In the upcoming Iranian Parliamentary elections in March, a mere 2 percent of the 24,000 registered candidates are former lawmakers, while just 13 percent are women.
As per the latest figures, over 24,000 Iranians have registered their candidacy for the Majles election, down from the initial 50,000 who registered unofficially in August. This decline in interest may be attributed to the Majles’ unpopularity and the government’s perceived failure in economic and foreign policy.
Concurrently, former President Mahmoud Ahmadinejad’s political rivals have shown sensitivity towards his silence both on the domestic front and on the unfolding conflict in the Middle East.
Recent reports have indicated that politicians from across the Iranian political spectrum are keenly observing Ahmadinejad’s silence ahead of the March 1 elections. They have attempted to provoke him to take a stance on the Israel-Hamas conflict, particularly given his notoriety as a holocaust denier.
In response to these pressures, Ahmadinejad, through his aide, lawmaker Ahmad Alirezabeigi, conveyed that he would only comment on the war if allowed to address domestic political issues as well. This response suggests that Ahmadinejad, known for his outspoken nature, is under government pressure to remain silent regarding political affairs.
Furthermore, Alirezabeigi clarified that Ahmadinejad does not intend to run for a parliamentary seat, but he will endorse like-minded candidates. It is speculated that the conservative coalition known as Sharian (Strategic Network of the Friends of the Islamic Revolution) will be instrumental in grooming pro-Ahmadinejad candidates.
Abbas Amirifar, a cleric known as Ahmadinejad’s exorcist, has told the media that the former president occasionally travels to the Caspian region to meet with his aide and relative Esfandiar Rahim Mashai, who is taking the lead in electioneering for Ahmadinejad.
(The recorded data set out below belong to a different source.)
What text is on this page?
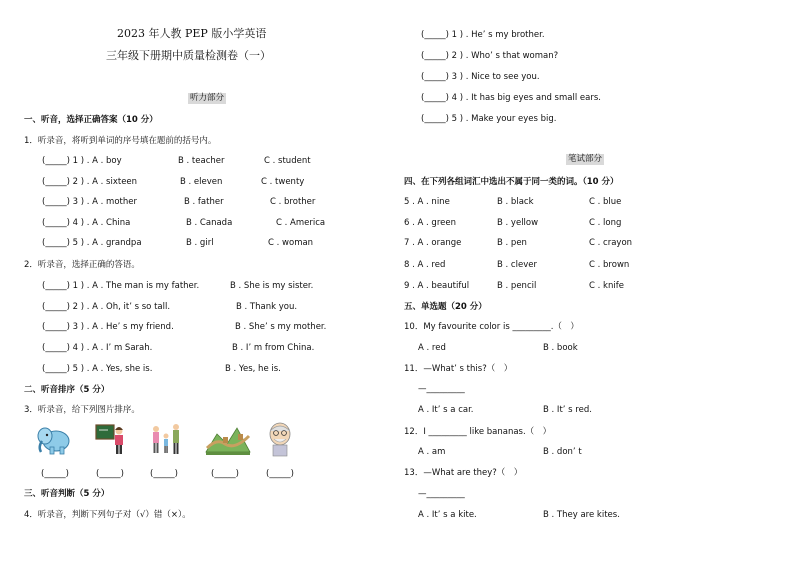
2023 年人教 PEP 版小学英语
三年级下册期中质量检测卷（一）
听力部分
一、听音，选择正确答案（10 分）
1．听录音，将听到单词的序号填在题前的括号内。
(_____) 1 ) . A . boy	B . teacher	C . student
(_____) 2 ) . A . sixteen	B . eleven	C . twenty
(_____) 3 ) . A . mother	B . father	C . brother
(_____) 4 ) . A . China	B . Canada	C . America
(_____) 5 ) . A . grandpa	B . girl	C . woman
2．听录音，选择正确的答语。
(_____) 1 ) . A . The man is my father.	B . She is my sister.
(_____) 2 ) . A . Oh, it’ s so tall.	B . Thank you.
(_____) 3 ) . A . He’ s my friend.	B . She’ s my mother.
(_____) 4 ) . A . I’ m Sarah.	B . I’ m from China.
(_____) 5 ) . A . Yes, she is.	B . Yes, he is.
二、听音排序（5 分）
3．听录音，给下列图片排序。
(_____)	(_____)	(_____)	(_____)	(_____)
三、听音判断（5 分）
4．听录音，判断下列句子对（√）错（×）。
(_____) 1 ) . He’ s my brother.
(_____) 2 ) . Who’ s that woman?
(_____) 3 ) . Nice to see you.
(_____) 4 ) . It has big eyes and small ears.
(_____) 5 ) . Make your eyes big.
笔试部分
四、在下列各组词汇中选出不属于同一类的词。（10 分）
5 . A . nine	B . black	C . blue
6 . A . green	B . yellow	C . long
7 . A . orange	B . pen	C . crayon
8 . A . red	B . clever	C . brown
9 . A . beautiful	B . pencil	C . knife
五、单选题（20 分）
10．My favourite color is _________.（　）
A . red	B . book
11．—What’ s this?（　）
—_________
A . It’ s a car.	B . It’ s red.
12．I _________ like bananas.（　）
A . am	B . don’ t
13．—What are they?（　）
—_________
A . It’ s a kite.	B . They are kites.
His other aide, Hamid Reza Baghai is also said to be helping Mashai to come up with a list of candidates.
Despite these efforts to weaken Ahmadinejad’s influence, many Iranians believe he remains popular among a significant portion of the population. Former Vice President Es’haq Jahangiri has criticized Ahmadinejad for his anti-Israeli rhetoric during his presidency and what he perceives as a waste of national resources. Jahangiri’s statement appears to be an attempt to further tarnish Ahmadinejad’s image ahead of the election.
As President, the populist Ahmadinejad engaged in virulent anti-Israeli and anti-West statements, stonewalling on the nuclear issues, which prompted stringent UN sanctions on Iran’s economy, and the beginning of a decade-long economic crisis.
Moderate conservative politician Mansoor Haqiqatpoor, a staunch supporter of former Majles Speaker Ali Larijani, also criticized Ahmadinejad, accusing the former president of hiding from the public to avoid expressing an opinion about the Israel-Gaza war.
Furthermore, Haqiqatpoor emphasized that both Larijani and former President Hassan Rouhani would encourage the public to participate in the elections. As of now, neither of them has officially registered their candidacy for the Majles, and Rouhani, who is a member of the Assembly of Experts, has not declared his intention to run for re-election in the assembly. The Assembly of Experts’ election takes place on March 1, concurrently with the parliamentary election.
During the previous round of parliamentary elections in Iran, more than 16,000 candidates had registered their candidacy. Only 13 percent of the current registrants are women, and a mere 2 percent are former parliament members. These candidates will undergo scrutiny by the Executive Committee of the Interior Ministry and the Guardian Council before February 1, resulting in a significant reduction in the number of candidates vying for the 290 parliamentary seats.